7 This certification appears unnecessary since the bill already requires a plaintiff to make "affirmative allegations" that it "is the holder of the original note secured by the mortgage" or "[a]llege with specificity the factual basis by which the plaintiff is a person entitled to enforce the note" pursuant to Florida Statutes § 673.3011, and prior to the bill, a plaintiff was and still is already required to verify its statements in a complaint, pursuant to Florida Rule of Civil Procedure 1.110(b).
8 The amended statute is Florida Statutes § 95.11.
9 The amended statute is Florida Statutes § 702.06. The language in the statute appears to preclude the recovery of reasonable attorneys' fees and costs incurred in obtaining the deficiency judgment.

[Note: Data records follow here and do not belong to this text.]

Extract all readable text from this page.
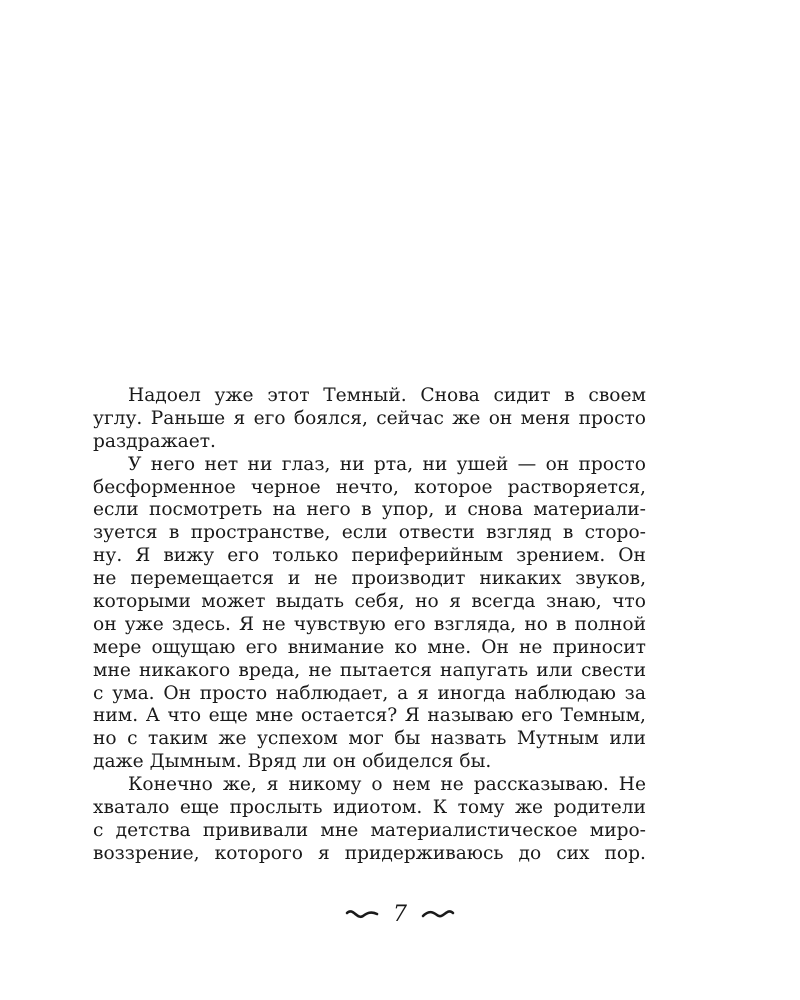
Надоел уже этот Темный. Снова сидит в своем
углу. Раньше я его боялся, сейчас же он меня просто
раздражает.
У него нет ни глаз, ни рта, ни ушей — он просто
бесформенное черное нечто, которое растворяется,
если посмотреть на него в упор, и снова материали-
зуется в пространстве, если отвести взгляд в сторо-
ну. Я вижу его только периферийным зрением. Он
не перемещается и не производит никаких звуков,
которыми может выдать себя, но я всегда знаю, что
он уже здесь. Я не чувствую его взгляда, но в полной
мере ощущаю его внимание ко мне. Он не приносит
мне никакого вреда, не пытается напугать или свести
с ума. Он просто наблюдает, а я иногда наблюдаю за
ним. А что еще мне остается? Я называю его Темным,
но с таким же успехом мог бы назвать Мутным или
даже Дымным. Вряд ли он обиделся бы.
Конечно же, я никому о нем не рассказываю. Не
хватало еще прослыть идиотом. К тому же родители
с детства прививали мне материалистическое миро-
воззрение, которого я придерживаюсь до сих пор.
7
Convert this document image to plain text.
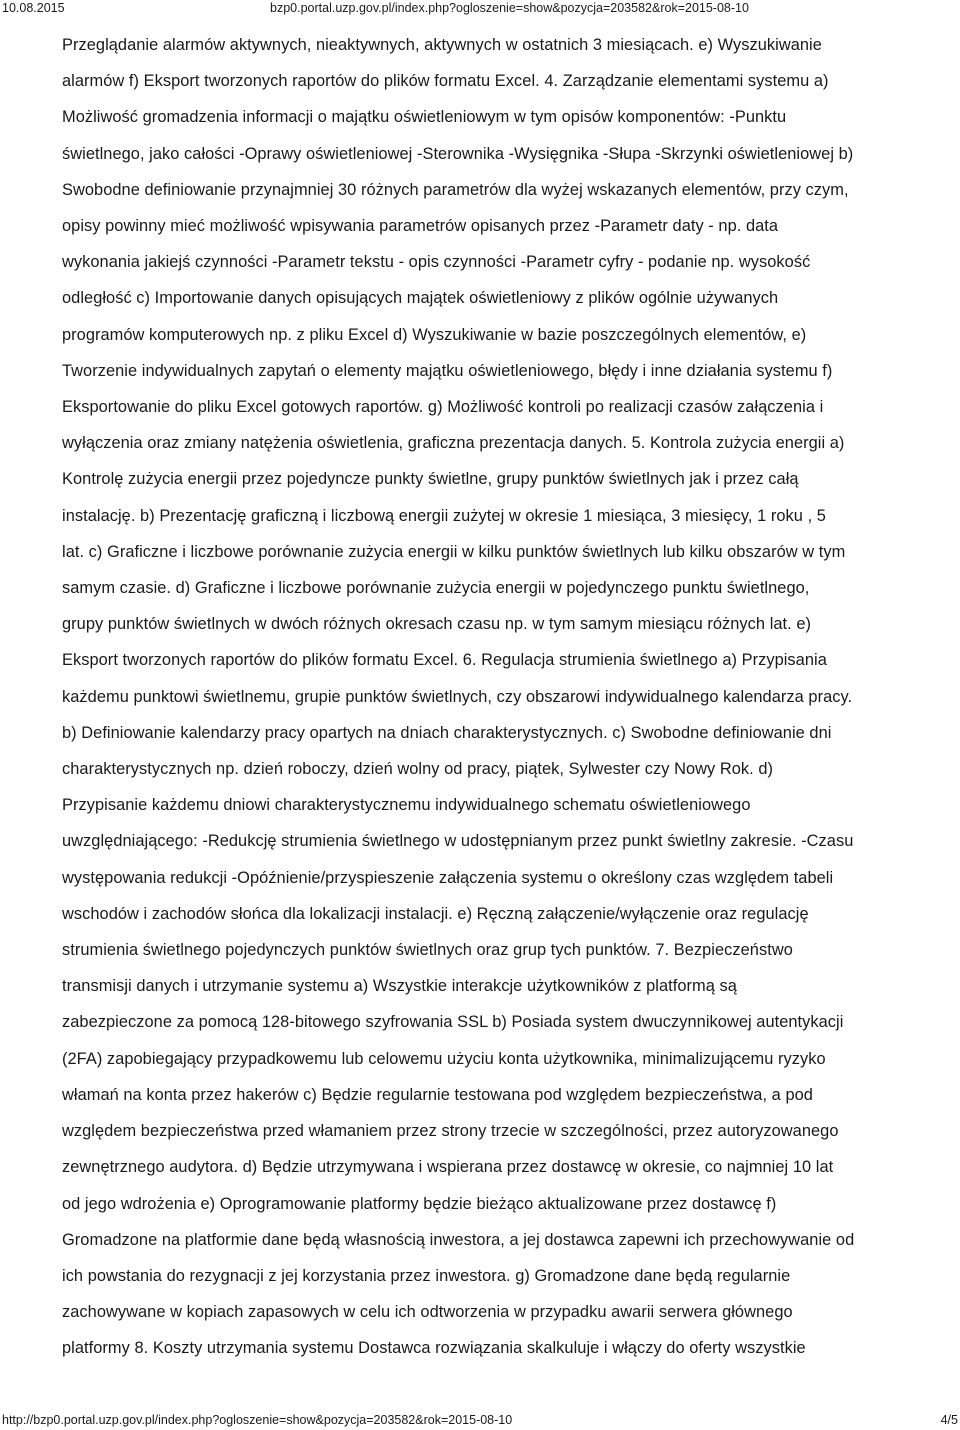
10.08.2015	bzp0.portal.uzp.gov.pl/index.php?ogloszenie=show&pozycja=203582&rok=2015-08-10
Przeglądanie alarmów aktywnych, nieaktywnych, aktywnych w ostatnich 3 miesiącach. e) Wyszukiwanie
alarmów f) Eksport tworzonych raportów do plików formatu Excel. 4. Zarządzanie elementami systemu a)
Możliwość gromadzenia informacji o majątku oświetleniowym w tym opisów komponentów: -Punktu
świetlnego, jako całości -Oprawy oświetleniowej -Sterownika -Wysięgnika -Słupa -Skrzynki oświetleniowej b)
Swobodne definiowanie przynajmniej 30 różnych parametrów dla wyżej wskazanych elementów, przy czym,
opisy powinny mieć możliwość wpisywania parametrów opisanych przez -Parametr daty - np. data
wykonania jakiejś czynności -Parametr tekstu - opis czynności -Parametr cyfry - podanie np. wysokość
odległość c) Importowanie danych opisujących majątek oświetleniowy z plików ogólnie używanych
programów komputerowych np. z pliku Excel d) Wyszukiwanie w bazie poszczególnych elementów, e)
Tworzenie indywidualnych zapytań o elementy majątku oświetleniowego, błędy i inne działania systemu f)
Eksportowanie do pliku Excel gotowych raportów. g) Możliwość kontroli po realizacji czasów załączenia i
wyłączenia oraz zmiany natężenia oświetlenia, graficzna prezentacja danych. 5. Kontrola zużycia energii a)
Kontrolę zużycia energii przez pojedyncze punkty świetlne, grupy punktów świetlnych jak i przez całą
instalację. b) Prezentację graficzną i liczbową energii zużytej w okresie 1 miesiąca, 3 miesięcy, 1 roku , 5
lat. c) Graficzne i liczbowe porównanie zużycia energii w kilku punktów świetlnych lub kilku obszarów w tym
samym czasie. d) Graficzne i liczbowe porównanie zużycia energii w pojedynczego punktu świetlnego,
grupy punktów świetlnych w dwóch różnych okresach czasu np. w tym samym miesiącu różnych lat. e)
Eksport tworzonych raportów do plików formatu Excel. 6. Regulacja strumienia świetlnego a) Przypisania
każdemu punktowi świetlnemu, grupie punktów świetlnych, czy obszarowi indywidualnego kalendarza pracy.
b) Definiowanie kalendarzy pracy opartych na dniach charakterystycznych. c) Swobodne definiowanie dni
charakterystycznych np. dzień roboczy, dzień wolny od pracy, piątek, Sylwester czy Nowy Rok. d)
Przypisanie każdemu dniowi charakterystycznemu indywidualnego schematu oświetleniowego
uwzględniającego: -Redukcję strumienia świetlnego w udostępnianym przez punkt świetlny zakresie. -Czasu
występowania redukcji -Opóźnienie/przyspieszenie załączenia systemu o określony czas względem tabeli
wschodów i zachodów słońca dla lokalizacji instalacji. e) Ręczną załączenie/wyłączenie oraz regulację
strumienia świetlnego pojedynczych punktów świetlnych oraz grup tych punktów. 7. Bezpieczeństwo
transmisji danych i utrzymanie systemu a) Wszystkie interakcje użytkowników z platformą są
zabezpieczone za pomocą 128-bitowego szyfrowania SSL b) Posiada system dwuczynnikowej autentykacji
(2FA) zapobiegający przypadkowemu lub celowemu użyciu konta użytkownika, minimalizującemu ryzyko
włamań na konta przez hakerów c) Będzie regularnie testowana pod względem bezpieczeństwa, a pod
względem bezpieczeństwa przed włamaniem przez strony trzecie w szczególności, przez autoryzowanego
zewnętrznego audytora. d) Będzie utrzymywana i wspierana przez dostawcę w okresie, co najmniej 10 lat
od jego wdrożenia e) Oprogramowanie platformy będzie bieżąco aktualizowane przez dostawcę f)
Gromadzone na platformie dane będą własnością inwestora, a jej dostawca zapewni ich przechowywanie od
ich powstania do rezygnacji z jej korzystania przez inwestora. g) Gromadzone dane będą regularnie
zachowywane w kopiach zapasowych w celu ich odtworzenia w przypadku awarii serwera głównego
platformy 8. Koszty utrzymania systemu Dostawca rozwiązania skalkuluje i włączy do oferty wszystkie
http://bzp0.portal.uzp.gov.pl/index.php?ogloszenie=show&pozycja=203582&rok=2015-08-10	4/5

10 Essentially, in cases where this statute applies, an "innocent" third party who purchases a foreclosed home cannot be divested of that home if the foreclosure is later found to be fraudulent, since the original owner's recovery is limited to monetary damages.
11 Adequate protection as required under Florida Statutes § 673.3091.
12 Further, it appears that a party's failure to file an exception to the magistrate's report does not affect appellate rights, since at least one appellate court has held that when a trial court accepts a magistrate's recommendations and enters an order accordingly, it is not necessary that the losing party have filed an exception to preserve its right to appeal. See Aspsoft, Inc. v. Webclay, 983 So. 2d 761, 764 n.1 (Fla. 5th DCA 2008).